Con le delibere in commento, entrate in vigore il 19 luglio, il Comitato nazionale dell’Albo nazionale gestori ambientali ha apportato, dopo una prima esperienza di quasi due anni dall’entrata in vigore delle Delibere n.6 e 7 del 30 maggio 2017, modifiche ai requisiti e alle modalità per conseguire l’idoneità all’abilitazione per assumere l’incarico di RT nonché introduce modifiche alle procedure di accertamento dell’idoneità di cui sopra.
Premesso che non vengono modificate le materie oggetto delle verifiche di idoneità previste dalla deliberazione n.6/2017, nel dettaglio con la delibera n.3/2019 viene integrata la delibera n.6/2017 mentre con la delibera n.4/2019 viene abrogata e sostituita la delibera n.7/2017.

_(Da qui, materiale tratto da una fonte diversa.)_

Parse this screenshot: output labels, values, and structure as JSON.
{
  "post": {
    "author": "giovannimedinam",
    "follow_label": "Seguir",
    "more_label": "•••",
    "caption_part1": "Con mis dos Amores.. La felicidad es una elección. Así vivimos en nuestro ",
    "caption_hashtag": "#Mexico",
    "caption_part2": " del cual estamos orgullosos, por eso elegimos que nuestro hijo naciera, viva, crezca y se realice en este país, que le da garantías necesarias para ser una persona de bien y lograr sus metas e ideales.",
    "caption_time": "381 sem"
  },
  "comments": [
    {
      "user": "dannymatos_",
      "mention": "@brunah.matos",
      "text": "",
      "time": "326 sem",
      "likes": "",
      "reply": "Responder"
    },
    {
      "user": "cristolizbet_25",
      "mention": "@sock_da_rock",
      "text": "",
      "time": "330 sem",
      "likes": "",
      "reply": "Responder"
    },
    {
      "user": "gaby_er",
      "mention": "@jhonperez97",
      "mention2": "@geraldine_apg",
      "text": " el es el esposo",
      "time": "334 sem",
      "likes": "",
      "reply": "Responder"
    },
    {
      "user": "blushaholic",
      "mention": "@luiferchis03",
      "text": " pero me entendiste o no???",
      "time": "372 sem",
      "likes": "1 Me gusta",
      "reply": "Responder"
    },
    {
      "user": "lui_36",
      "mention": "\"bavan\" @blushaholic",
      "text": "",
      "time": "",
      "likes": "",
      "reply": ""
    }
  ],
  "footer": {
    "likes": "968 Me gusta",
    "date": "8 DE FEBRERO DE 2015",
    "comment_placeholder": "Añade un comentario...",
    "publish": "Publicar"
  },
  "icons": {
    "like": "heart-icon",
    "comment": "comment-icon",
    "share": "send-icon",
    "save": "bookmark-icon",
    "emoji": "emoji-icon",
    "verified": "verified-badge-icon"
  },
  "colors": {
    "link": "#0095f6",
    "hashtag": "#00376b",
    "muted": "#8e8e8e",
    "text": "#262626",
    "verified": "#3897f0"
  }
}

Due sono le modifiche sostanziali introdotte dagli articoli 2bis e 4bis dalla delibera n.3/2019 alla delibera n.6/2017 laddove viene consentito (facoltativamente) di accorpare in un’unica sessione di esame la verifica fino ad un massimo di 3 moduli e questo sia a coloro che non sono ancora abilitati e cioè sostengono per la prima volta la verifica di idoneità sia a coloro che sono già stati abilitati per alcune categorie ed devono abilitarsi per ulteriori attività o categorie di iscrizione all’Albo.
Questo costituisce certamente un passo avanti rispetto al passato dove al candidato veniva concesso la possibilità di partecipare al solo modulo obbligatorio abbinandolo ad un solo modulo specialistico tra quelli previsti.

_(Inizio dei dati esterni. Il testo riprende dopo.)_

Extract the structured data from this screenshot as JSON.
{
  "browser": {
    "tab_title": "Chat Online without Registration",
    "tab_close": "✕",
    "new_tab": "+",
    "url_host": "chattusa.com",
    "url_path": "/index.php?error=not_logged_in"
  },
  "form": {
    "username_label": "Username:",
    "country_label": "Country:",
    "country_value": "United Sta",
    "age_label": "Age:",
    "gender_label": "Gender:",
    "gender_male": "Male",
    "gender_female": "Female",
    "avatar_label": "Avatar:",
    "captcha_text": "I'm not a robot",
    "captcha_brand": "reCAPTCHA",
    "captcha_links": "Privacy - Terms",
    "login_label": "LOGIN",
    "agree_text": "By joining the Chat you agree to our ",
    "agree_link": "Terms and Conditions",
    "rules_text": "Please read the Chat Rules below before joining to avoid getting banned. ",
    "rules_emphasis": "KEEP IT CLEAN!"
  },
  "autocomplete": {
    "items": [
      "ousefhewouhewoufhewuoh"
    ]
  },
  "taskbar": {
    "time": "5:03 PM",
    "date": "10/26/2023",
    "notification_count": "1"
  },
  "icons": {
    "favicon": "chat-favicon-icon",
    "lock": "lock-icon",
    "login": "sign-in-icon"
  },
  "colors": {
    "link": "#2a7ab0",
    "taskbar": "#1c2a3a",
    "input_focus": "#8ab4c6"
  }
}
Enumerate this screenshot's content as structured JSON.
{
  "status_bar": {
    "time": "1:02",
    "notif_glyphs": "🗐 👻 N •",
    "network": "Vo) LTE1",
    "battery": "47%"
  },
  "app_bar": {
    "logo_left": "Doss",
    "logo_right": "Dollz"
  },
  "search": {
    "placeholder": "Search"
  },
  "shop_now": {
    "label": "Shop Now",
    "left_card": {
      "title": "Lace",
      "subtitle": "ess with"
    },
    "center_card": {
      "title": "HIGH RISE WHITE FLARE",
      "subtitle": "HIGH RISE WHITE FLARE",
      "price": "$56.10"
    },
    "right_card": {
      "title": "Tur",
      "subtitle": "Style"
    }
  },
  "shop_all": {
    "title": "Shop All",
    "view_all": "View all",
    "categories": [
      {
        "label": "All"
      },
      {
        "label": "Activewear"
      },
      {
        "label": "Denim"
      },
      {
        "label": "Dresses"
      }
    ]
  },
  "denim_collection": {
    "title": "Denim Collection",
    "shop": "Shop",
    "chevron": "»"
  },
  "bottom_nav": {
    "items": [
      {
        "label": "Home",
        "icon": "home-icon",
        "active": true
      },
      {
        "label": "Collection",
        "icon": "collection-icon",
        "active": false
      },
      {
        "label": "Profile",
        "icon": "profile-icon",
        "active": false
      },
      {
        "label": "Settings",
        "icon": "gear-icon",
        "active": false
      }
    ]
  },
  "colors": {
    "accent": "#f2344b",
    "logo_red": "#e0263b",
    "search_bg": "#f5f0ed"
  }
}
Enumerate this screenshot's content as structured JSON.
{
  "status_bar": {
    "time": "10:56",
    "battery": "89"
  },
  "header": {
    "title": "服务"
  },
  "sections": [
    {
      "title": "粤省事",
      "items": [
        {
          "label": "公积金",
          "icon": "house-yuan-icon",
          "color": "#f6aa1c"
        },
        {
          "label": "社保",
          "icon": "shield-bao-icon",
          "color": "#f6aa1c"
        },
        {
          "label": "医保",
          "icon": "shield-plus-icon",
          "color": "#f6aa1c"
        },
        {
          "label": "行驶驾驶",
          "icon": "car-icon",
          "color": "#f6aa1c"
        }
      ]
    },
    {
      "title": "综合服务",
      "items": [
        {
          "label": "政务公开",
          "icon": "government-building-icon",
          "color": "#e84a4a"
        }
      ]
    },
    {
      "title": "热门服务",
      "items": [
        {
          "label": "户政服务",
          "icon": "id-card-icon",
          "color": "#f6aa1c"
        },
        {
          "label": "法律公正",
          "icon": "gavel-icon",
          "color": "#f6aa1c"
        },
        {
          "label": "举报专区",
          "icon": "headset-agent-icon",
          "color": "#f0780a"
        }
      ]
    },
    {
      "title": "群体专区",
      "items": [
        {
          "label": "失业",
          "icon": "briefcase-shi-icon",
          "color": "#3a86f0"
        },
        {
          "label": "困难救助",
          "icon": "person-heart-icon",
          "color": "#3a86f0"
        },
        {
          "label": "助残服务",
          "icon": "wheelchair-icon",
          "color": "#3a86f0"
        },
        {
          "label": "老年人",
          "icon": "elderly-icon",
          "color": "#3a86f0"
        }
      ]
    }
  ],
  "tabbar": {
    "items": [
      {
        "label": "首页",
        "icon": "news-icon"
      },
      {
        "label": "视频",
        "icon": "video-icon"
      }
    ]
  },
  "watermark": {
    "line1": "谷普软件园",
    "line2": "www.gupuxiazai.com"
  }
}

L’altra novità sostanziale introdotta consiste nell’opportunità offerta a coloro che abbiano già conseguito l’idoneità tramite verifica iniziale di sostenere soltanto la verifica sugli ulteriori moduli specialistici non dovendo, cioè, ripetere l’esame sulle materie del modulo obbligatorio già in precedenza conseguito; in caso di esito positivo la validità della verifica del modulo specialistico avrà una durata di 5 anni dalla data di superamento dell’esame; questo consentirà a chi si è già preparato e cimentato sul modulo obbligatorio superandolo di non dover ristudiare le relative materie e rischiare di non superare il modulo specialistico per non aver conseguito il punteggio minimo su quello obbligatorio già in precedenza superato.

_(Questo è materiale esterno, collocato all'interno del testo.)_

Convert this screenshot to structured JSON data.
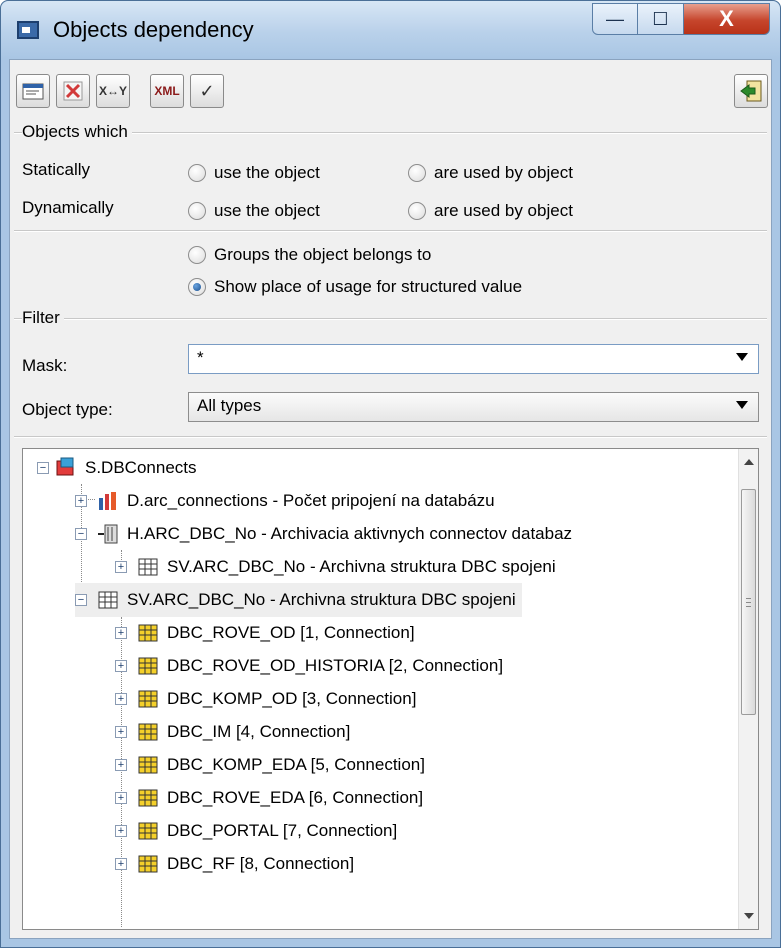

Va al riguardo precisato che per usufruire di tale opportunità è comunque sempre indispensabile o per meglio dire è “condicio sine qua non” aver superato il modulo obbligatorio in quanto l’idoneità
si compone comunque, anche alla luce di tale riforma, del modulo obbligatorio per tutte le categorie e del modulo specialistico entrambi con validità quinquennale; di conseguenza se viene a mancare il primo cioè qualora sia scaduto e non sia stato rinnovato/aggiornato, viene meno l’idoneità per ricoprire l’incarico di RT nella sua unicità; in sintesi qualora in seguito non venga superata la verifica di aggiornamento relativa al modulo obbligatorio per tutte le categorie, il soggetto perderà il requisito dell’idoneità anche se quella conseguita per i moduli di specializzazione non sia ancora scaduta la validità quinquennale.
Pertanto alla luce di quanto sopra l’esame si compone di 5 moduli ovvero un modulo comune per tutte le categorie (obbligatorio) e quattro moduli specialistici di cui uno comune alle diverse categorie del trasporto (cat.1,4,5,) uno per l’intermediazione (cat.8), uno per le bonifiche amianto (cat.10) ed uno per le bonifiche siti (cat.9).
Fino al 18 luglio 2019, i candidati potevano iscriversi per un solo modulo specialistico abbinato al modulo obbligatorio; oggi, a partire dal 19 luglio 2019, viene consentito di partecipare nella stessa sessione d’esame a più moduli specialistici fino ad un massimo di 3.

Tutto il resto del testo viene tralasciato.